Q Zhang1, J Hu1, D Dai2, E Lee2, R Xiao1, M Li1

  1. Department of Biostatistics, Epidemiology, and Informatics, Perelman School of Medicine, University of Pennsylvania, Philadelphia, PA 19104, USA.
  2. Translational Neuropathology Research Laboratory, Department of Pathology and Laboratory Medicine, University of Pennsylvania, Philadelphia, PA 19104, USA.

Abstract

Single-cell RNA sequencing provides resourceful information to study the cells systematically. However, their locational information is usually unavailable. We present CeLEry, a supervised deep learning algorithm to recover the origin of tissues in assist of spatial transcriptomic data, integrating a data augmentation procedure via variational autoencoder to improve the robustness of methods in the overfitting and the data contamination. CeLEry provides a generic framework and can be implemented in multiple tasks depending on the research objectives, including the spatial coordinates discovery as well as the layer discovery. It can make use of the information of multiple tissues of spatial transcriptomics data. Thorough assessments exhibit that CeLEry achieves a leading performance compared to the state-of-art methods. We illustrated the usage of CeLEry in the discovery of neuron cell layers to study the development of Alzheimer's disease. The identified cell location information is valuable in many downstream analyses and can be indicative of the spatial organization of the tissues.

Keywords

cell location recovery, single-cell RNA-seq, spatial transcriptomics, data augmentation, deep neural network, variational autoencoder, machine learning, deep learning, generation model, prediction

Comments

Really neat work and I love the acronym!
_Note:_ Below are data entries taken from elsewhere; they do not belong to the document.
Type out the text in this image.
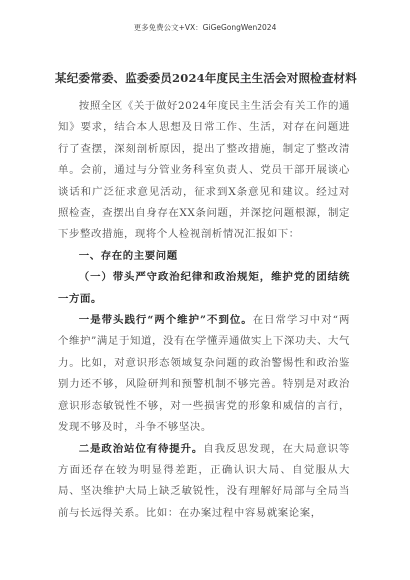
更多免费公文+VX：GiGeGongWen2024
某纪委常委、监委委员2024年度民主生活会对照检查材料

按照全区《关于做好2024年度民主生活会有关工作的通知》要求，结合本人思想及日常工作、生活，对存在问题进行了查摆，深刻剖析原因，提出了整改措施，制定了整改清单。会前，通过与分管业务科室负责人、党员干部开展谈心谈话和广泛征求意见活动，征求到X条意见和建议。经过对照检查，查摆出自身存在XX条问题，并深挖问题根源，制定下步整改措施，现将个人检视剖析情况汇报如下：

一、存在的主要问题

（一）带头严守政治纪律和政治规矩，维护党的团结统一方面。

一是带头践行“两个维护”不到位。在日常学习中对“两个维护”满足于知道，没有在学懂弄通做实上下深功夫、大气力。比如，对意识形态领域复杂问题的政治警惕性和政治鉴别力还不够，风险研判和预警机制不够完善。特别是对政治意识形态敏锐性不够，对一些损害党的形象和威信的言行，发现不够及时，斗争不够坚决。

二是政治站位有待提升。自我反思发现，在大局意识等方面还存在较为明显得差距，正确认识大局、自觉服从大局、坚决维护大局上缺乏敏锐性，没有理解好局部与全局当前与长远得关系。比如：在办案过程中容易就案论案，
Do you think this method would have applications to other brain diseases (e.g., beyond just AD) - perhaps also depression or other brain disorders?

Thanks for your comments! Yes. Our method can be applied to other brain diseases. For example, one possible extension is to look at which part of the brain will suffer the most from depression by comparing the spatial distribution of different cell types in the different disease groups (depressed vs non depressed brain).